Nazareth é uma banda escocesa de hard rock e heavy metal formada no final da década de 1960 e tinha como formação original Dan McCafferty (vocal), Manny Charlton (guitarra), Pete Agnew (baixo) e Darrell Sweet (bateria). Na verdade a banda já existia antes, mas o nome “Nazareth” só foi adotado em 1968, quando Charlton se uniu a eles. A partir daí pararam de fazer covers, passaram a compor suas próprias canções e de mudaram para Londres, onde lançaram o primeiro álbum em 1971. Depois do segundo álbum o som foi ficando mais pesado e em 1973 Roger Glover foi escolhido como produtor do 3º álbum, fazendo com que a banda estourasse de vez, atingindo seu grande auge. Os anos 70 foram o ponto alto da história no Nazareth, que passou por um período difícil na década seguinte. Em 1990, Manny Charlton saiu da banda, e todos pensaram que seria o fim, mas foi aí eles passaram a se recuperar. Mesmo sofrendo vários problemas ao longo dos anos, várias mudanças em sua formação, até hoje têm grande influência quando se trata de rock, e atualmente ainda contam com vocal e baixo do quarteto original. Seu último álbum lançado foi em 2008, “The Newz”, quando a banda completou 40 anos.
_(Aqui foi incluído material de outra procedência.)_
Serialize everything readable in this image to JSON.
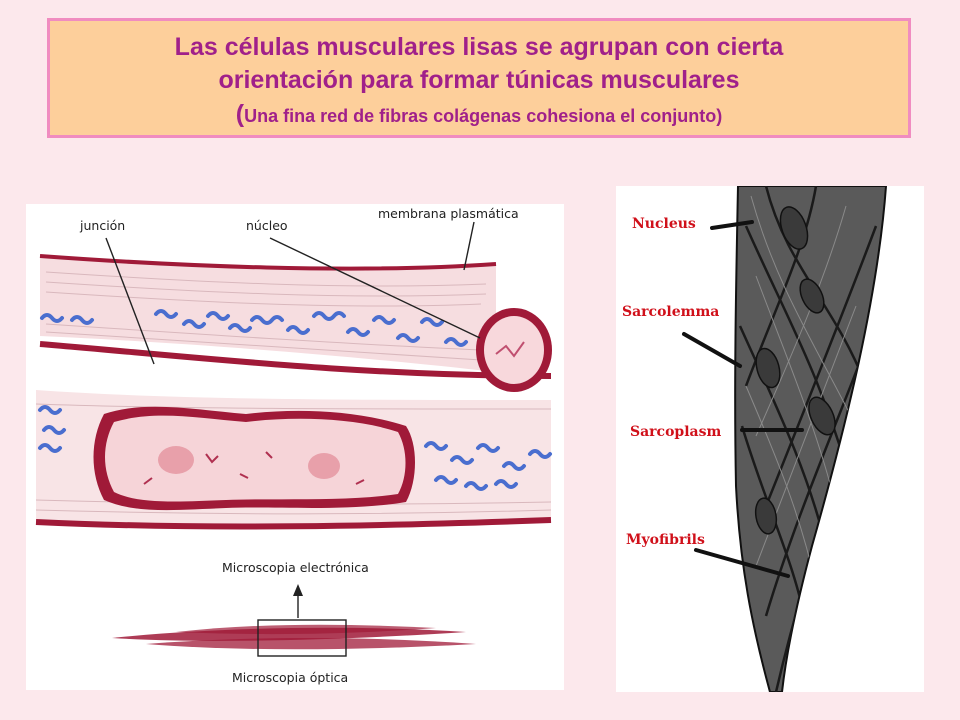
{
  "title": {
    "line1": "Las células musculares lisas se agrupan con cierta",
    "line2": "orientación para formar túnicas musculares",
    "sub_open": "(",
    "sub_text": "Una fina red de fibras colágenas cohesiona el conjunto",
    "sub_close": ")"
  },
  "left_diagram": {
    "labels": {
      "junction": "junción",
      "nucleus": "núcleo",
      "membrane": "membrana plasmática",
      "electron_microscopy": "Microscopia electrónica",
      "optical_microscopy": "Microscopia óptica"
    }
  },
  "right_diagram": {
    "labels": {
      "nucleus": "Nucleus",
      "sarcolemma": "Sarcolemma",
      "sarcoplasm": "Sarcoplasm",
      "myofibrils": "Myofibrils"
    }
  },
  "colors": {
    "background": "#fce8ec",
    "title_bg": "#fdcf9b",
    "title_border": "#f08cc0",
    "title_text": "#a0208a",
    "membrane": "#a01a38",
    "cytoplasm": "#f6dde0",
    "fiber_blue": "#4a6ecf",
    "right_label": "#d0101a"
  }
}
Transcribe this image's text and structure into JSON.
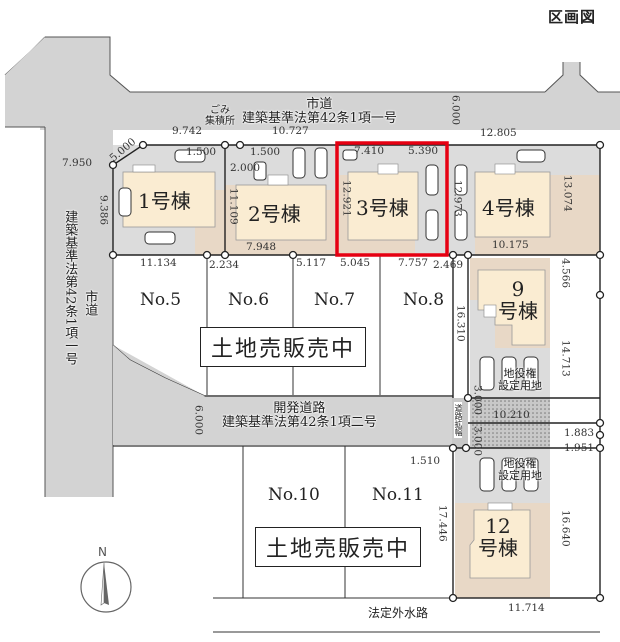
{
  "header": {
    "title": "区画図"
  },
  "roads": {
    "north_road": {
      "line1": "市道",
      "line2": "建築基準法第42条1項一号"
    },
    "west_road": {
      "name": "市道",
      "law": "建築基準法第42条1項一号"
    },
    "dev_road": {
      "line1": "開発道路",
      "line2": "建築基準法第42条1項二号"
    },
    "road_extension": "道路拡幅",
    "canal": "法定外水路"
  },
  "garbage": {
    "line1": "ごみ",
    "line2": "集積所"
  },
  "buildings": [
    {
      "id": "1",
      "label": "1号棟",
      "highlighted": false
    },
    {
      "id": "2",
      "label": "2号棟",
      "highlighted": false
    },
    {
      "id": "3",
      "label": "3号棟",
      "highlighted": true
    },
    {
      "id": "4",
      "label": "4号棟",
      "highlighted": false
    },
    {
      "id": "9",
      "label_line1": "9",
      "label_line2": "号棟",
      "highlighted": false
    },
    {
      "id": "12",
      "label_line1": "12",
      "label_line2": "号棟",
      "highlighted": false
    }
  ],
  "lots": [
    {
      "label": "No.5"
    },
    {
      "label": "No.6"
    },
    {
      "label": "No.7"
    },
    {
      "label": "No.8"
    },
    {
      "label": "No.10"
    },
    {
      "label": "No.11"
    }
  ],
  "sale_banners": [
    "土地売販売中",
    "土地売販売中"
  ],
  "easement": {
    "line1": "地役権",
    "line2": "設定用地"
  },
  "dimensions": {
    "d_9742": "9.742",
    "d_10727": "10.727",
    "d_6000_n": "6.000",
    "d_12805": "12.805",
    "d_7950": "7.950",
    "d_5000": "5.000",
    "d_1500a": "1.500",
    "d_1500b": "1.500",
    "d_2000": "2.000",
    "d_9386": "9.386",
    "d_11109": "11.109",
    "d_7948": "7.948",
    "d_7410": "7.410",
    "d_5390": "5.390",
    "d_12921": "12.921",
    "d_12973": "12.973",
    "d_13074": "13.074",
    "d_10175": "10.175",
    "d_11134": "11.134",
    "d_2234": "2.234",
    "d_5117": "5.117",
    "d_5045": "5.045",
    "d_7757": "7.757",
    "d_2469": "2.469",
    "d_16310": "16.310",
    "d_4566": "4.566",
    "d_14713": "14.713",
    "d_3000a": "3.000",
    "d_10210": "10.210",
    "d_1883": "1.883",
    "d_3000b": "3.000",
    "d_1951": "1.951",
    "d_6000_w": "6.000",
    "d_1510": "1.510",
    "d_17446": "17.446",
    "d_16640": "16.640",
    "d_11714": "11.714"
  },
  "compass": {
    "label": "N"
  },
  "colors": {
    "road": "#d3d3d3",
    "building": "#faecd2",
    "lot_beige": "#e8d8c6",
    "parking": "#dcdcdc",
    "highlight": "#e60012",
    "line": "#222222"
  }
}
* Cada post sobre música que escrevo eu destaco o fato de que tenho a sorte de ter pais com exelente gosto musical, e mais, pais que me passaram isso. Nazareth é mais uma dessas bandas que escuto desde sempre. Mas ao contrário das outras, que logo que comecei a gostar de música (por volta de 2004) eu adoro, eu só passei a ouvi-los recentemente, no fim do ano passado. E, sinceramente, acho que se todo mundo nesse mundo ouvisse algumas músicas deles o heavy metal seria um estilo musical menos “odiado”, porque pelo menos de UMA vai agradar, é humanamente impossível não gostar de nenhuma música deles, juro que é!!
Mas é humanamente possível gostar de todas, vide eu mesma.